I’ve warmed a sandwich with an iron and eaten it in the glow of a lava lamp. I’m far from being an esteemed epicure, gourmet, gourmand or gastronome, but I’m an omnivore and have eaten the following: Rocky Mountain oysters, scrapple, ants, dandelions, durian (the smell knocked a vulture off a manure spreader), raccoon, skyline chili, grasshoppers, lutefisk, grubs, Spam, snake, Limburger cheese, crawdad, tongue, okra, blood sausage, woodchuck, nettles, calamari, two-burner peppers (they burn going in and coming out), muskrat, head cheese, bear and various UFOs (unidentified fried objects). I’ve eaten a ton of mosquitoes while yawning as I mowed the lawn. I’ve eaten all those things voluntarily and not because I was being tortured as a suspected spy. The only secret I divulged was that I liked some a lot and others, not so much.
I’ve never eaten escargot or kimchee. I’d procured kimchee and looked forward to sampling it, but it disappeared. My wife called it a mystery.

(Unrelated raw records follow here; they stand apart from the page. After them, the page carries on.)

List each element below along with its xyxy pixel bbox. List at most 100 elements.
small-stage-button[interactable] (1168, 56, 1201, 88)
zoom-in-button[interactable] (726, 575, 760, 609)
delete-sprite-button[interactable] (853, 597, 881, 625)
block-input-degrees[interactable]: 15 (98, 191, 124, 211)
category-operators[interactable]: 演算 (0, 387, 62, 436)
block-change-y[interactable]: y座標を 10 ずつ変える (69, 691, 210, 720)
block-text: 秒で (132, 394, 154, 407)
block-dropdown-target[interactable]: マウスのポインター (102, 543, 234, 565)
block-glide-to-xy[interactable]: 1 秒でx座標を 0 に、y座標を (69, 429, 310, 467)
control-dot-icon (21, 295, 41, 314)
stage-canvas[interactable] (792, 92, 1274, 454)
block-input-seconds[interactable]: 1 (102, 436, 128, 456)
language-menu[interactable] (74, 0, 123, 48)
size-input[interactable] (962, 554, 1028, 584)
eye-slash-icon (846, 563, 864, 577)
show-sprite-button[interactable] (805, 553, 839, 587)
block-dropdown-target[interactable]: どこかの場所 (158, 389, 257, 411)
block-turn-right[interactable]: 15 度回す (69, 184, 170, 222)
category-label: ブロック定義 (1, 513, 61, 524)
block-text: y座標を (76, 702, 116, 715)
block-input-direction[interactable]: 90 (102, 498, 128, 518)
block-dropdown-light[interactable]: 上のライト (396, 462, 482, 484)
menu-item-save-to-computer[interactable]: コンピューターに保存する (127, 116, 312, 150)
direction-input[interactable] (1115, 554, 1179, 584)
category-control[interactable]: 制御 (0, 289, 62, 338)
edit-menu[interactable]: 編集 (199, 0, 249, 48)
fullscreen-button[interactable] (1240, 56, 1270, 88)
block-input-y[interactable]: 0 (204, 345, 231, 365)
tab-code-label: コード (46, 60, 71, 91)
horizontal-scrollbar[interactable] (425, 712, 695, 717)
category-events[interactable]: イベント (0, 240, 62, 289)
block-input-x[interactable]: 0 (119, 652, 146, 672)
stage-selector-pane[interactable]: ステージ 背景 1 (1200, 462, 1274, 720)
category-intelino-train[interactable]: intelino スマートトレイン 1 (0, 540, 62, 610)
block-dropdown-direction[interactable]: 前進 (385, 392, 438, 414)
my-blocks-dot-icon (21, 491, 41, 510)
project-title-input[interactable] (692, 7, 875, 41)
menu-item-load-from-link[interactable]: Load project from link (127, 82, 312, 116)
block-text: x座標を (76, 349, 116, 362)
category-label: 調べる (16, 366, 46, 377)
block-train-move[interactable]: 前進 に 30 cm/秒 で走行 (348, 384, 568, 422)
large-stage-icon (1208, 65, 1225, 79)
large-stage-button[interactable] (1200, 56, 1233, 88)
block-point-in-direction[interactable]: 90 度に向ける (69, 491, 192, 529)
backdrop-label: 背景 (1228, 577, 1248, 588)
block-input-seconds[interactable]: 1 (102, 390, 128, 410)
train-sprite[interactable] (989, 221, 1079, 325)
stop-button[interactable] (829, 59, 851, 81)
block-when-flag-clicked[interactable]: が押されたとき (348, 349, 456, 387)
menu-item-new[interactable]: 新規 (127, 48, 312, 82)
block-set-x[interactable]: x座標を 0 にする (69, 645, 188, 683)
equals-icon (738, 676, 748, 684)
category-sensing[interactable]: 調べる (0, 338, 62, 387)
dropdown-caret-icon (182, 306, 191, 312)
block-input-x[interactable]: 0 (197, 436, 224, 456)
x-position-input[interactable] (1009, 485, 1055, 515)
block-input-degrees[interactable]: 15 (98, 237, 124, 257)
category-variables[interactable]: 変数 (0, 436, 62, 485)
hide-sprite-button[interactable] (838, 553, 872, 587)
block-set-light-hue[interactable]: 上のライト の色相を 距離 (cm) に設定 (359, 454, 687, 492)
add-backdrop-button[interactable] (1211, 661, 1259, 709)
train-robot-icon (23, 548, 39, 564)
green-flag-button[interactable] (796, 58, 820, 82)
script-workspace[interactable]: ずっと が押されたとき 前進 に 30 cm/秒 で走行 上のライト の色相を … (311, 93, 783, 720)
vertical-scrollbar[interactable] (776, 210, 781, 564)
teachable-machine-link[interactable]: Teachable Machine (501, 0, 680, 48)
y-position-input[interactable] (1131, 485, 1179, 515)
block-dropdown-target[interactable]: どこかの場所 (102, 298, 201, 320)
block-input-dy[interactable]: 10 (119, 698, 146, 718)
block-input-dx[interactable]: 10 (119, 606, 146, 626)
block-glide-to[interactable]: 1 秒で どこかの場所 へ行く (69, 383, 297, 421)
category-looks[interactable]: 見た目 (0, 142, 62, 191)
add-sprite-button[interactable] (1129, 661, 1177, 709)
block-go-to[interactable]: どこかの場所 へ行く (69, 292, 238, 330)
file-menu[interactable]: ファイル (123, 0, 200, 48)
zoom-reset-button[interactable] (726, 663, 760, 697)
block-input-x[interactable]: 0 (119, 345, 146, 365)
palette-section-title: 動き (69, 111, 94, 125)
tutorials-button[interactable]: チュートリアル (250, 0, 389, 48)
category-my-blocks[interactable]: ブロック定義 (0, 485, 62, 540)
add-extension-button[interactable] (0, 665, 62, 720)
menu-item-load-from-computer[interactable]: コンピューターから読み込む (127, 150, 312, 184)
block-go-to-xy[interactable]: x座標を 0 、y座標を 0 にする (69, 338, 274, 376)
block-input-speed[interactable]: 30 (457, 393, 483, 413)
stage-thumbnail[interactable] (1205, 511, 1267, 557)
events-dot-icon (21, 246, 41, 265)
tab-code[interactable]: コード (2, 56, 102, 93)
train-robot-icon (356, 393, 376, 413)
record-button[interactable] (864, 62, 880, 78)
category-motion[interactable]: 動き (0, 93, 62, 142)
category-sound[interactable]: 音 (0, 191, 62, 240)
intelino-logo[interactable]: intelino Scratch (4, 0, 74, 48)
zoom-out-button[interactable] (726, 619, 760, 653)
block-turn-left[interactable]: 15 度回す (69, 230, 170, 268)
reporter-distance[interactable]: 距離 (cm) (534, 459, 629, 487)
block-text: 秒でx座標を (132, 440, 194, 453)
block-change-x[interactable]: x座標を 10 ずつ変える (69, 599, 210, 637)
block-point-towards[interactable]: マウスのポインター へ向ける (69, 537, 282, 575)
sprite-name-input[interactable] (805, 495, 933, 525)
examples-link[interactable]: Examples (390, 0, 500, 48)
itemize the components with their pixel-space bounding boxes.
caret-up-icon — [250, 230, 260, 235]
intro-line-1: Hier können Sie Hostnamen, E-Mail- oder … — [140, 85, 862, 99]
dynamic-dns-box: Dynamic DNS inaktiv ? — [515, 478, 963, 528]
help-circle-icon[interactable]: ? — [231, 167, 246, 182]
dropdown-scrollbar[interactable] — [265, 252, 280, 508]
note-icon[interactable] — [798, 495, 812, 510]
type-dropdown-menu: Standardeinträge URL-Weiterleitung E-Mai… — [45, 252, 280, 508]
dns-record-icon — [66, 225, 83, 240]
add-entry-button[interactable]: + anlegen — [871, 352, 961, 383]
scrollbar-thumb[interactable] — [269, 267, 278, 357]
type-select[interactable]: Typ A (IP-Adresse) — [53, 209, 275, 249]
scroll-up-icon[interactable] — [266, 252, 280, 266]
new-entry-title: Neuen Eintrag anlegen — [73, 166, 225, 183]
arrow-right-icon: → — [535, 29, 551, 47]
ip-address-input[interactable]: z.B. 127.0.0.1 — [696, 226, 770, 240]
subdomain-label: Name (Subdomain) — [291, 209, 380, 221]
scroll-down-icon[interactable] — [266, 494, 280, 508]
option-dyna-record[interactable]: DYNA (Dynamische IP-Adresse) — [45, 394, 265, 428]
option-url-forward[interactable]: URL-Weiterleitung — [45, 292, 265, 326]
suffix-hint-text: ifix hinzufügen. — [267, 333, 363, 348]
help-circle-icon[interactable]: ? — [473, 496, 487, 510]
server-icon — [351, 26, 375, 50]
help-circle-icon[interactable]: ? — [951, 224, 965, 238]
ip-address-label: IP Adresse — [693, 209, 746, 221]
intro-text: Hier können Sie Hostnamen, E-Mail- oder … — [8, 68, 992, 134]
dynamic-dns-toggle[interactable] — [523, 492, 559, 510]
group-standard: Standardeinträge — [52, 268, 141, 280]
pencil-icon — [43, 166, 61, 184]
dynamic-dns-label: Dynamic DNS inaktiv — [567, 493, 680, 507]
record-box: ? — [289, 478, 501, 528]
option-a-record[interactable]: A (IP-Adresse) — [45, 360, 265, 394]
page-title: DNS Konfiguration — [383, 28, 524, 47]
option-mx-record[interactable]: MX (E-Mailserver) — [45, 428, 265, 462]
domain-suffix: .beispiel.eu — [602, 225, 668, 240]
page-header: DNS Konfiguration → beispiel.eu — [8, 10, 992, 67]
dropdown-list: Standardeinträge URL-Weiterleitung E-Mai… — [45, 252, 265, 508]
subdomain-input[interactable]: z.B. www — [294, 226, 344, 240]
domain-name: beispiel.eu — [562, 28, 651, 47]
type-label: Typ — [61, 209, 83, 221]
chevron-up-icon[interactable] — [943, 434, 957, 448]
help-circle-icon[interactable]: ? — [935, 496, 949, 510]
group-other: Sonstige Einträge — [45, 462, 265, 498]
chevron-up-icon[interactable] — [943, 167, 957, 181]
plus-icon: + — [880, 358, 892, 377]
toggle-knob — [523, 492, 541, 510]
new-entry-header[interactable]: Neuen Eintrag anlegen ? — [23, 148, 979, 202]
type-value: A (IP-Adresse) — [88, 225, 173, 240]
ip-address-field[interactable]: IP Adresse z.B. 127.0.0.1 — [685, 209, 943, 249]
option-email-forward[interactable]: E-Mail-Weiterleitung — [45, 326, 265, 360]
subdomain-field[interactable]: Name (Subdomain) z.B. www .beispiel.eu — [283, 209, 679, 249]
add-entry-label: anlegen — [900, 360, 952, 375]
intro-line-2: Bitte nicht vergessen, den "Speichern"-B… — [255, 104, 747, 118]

I’ve never dined on bird’s nest soup and I never will. It’s made of bird saliva. It sounds like it’d be an open sore of a dish. Our saliva is 99.5% water. Swiftlet spit is only 10% water with 85% being mucous. Edible bird’s nests are built by swiftlets, small birds found in Southeast Asia. Swiftlets live in dark caves and, similar to bats, use echolocation for navigation. The swiftlet makes its nest from strands of gummy saliva produced by the glands under its tongue. People in Malaysia and Thailand farm the swiftlets by using empty houses for swiftlet nesting. They make more money than renting the buildings to humans. It’s swiftlet ranching, which allows the ranchers to wear cowboy hats. Bird’s nest soup is incredibly expensive, but I wonder how hungry the first guy was who said, “I’m going to eat a bird nest of spit.”
I spoke at things in southern Louisiana and needed nourishment. I ate alligator, crawfish, gumbo and jambalaya. Both gumbo and jambalaya included some combination of sausage, chicken, shrimp, rice, onions, bell peppers, okra and celery. I concluded that gumbo is a thick stew served over rice and jambalaya is a stew cooked with rice, but don’t take that as gospel. What do I know? A fellow there told me I’d eaten nutria. I hope I did so I won’t have to eat it again. A nutria is a large rodent who has never run for Congress. I’m no Thomas Jefferson, but I made a Louisiana Purchase. I brought home boudin (boo-dan), a highly seasoned pork and rice dressing stuffed into a sausage casing. It’s sold in nearly every grocery store and gas station. I bit into one end and squeezed the filling into my mouth because boudin has squeezability like a tube of toothpaste.
After a lifetime of eating, what’s the worst food I’ve eaten?
I reckon I haven’t eaten it yet.
But my cooking has taught me that not everything is meant to be eaten.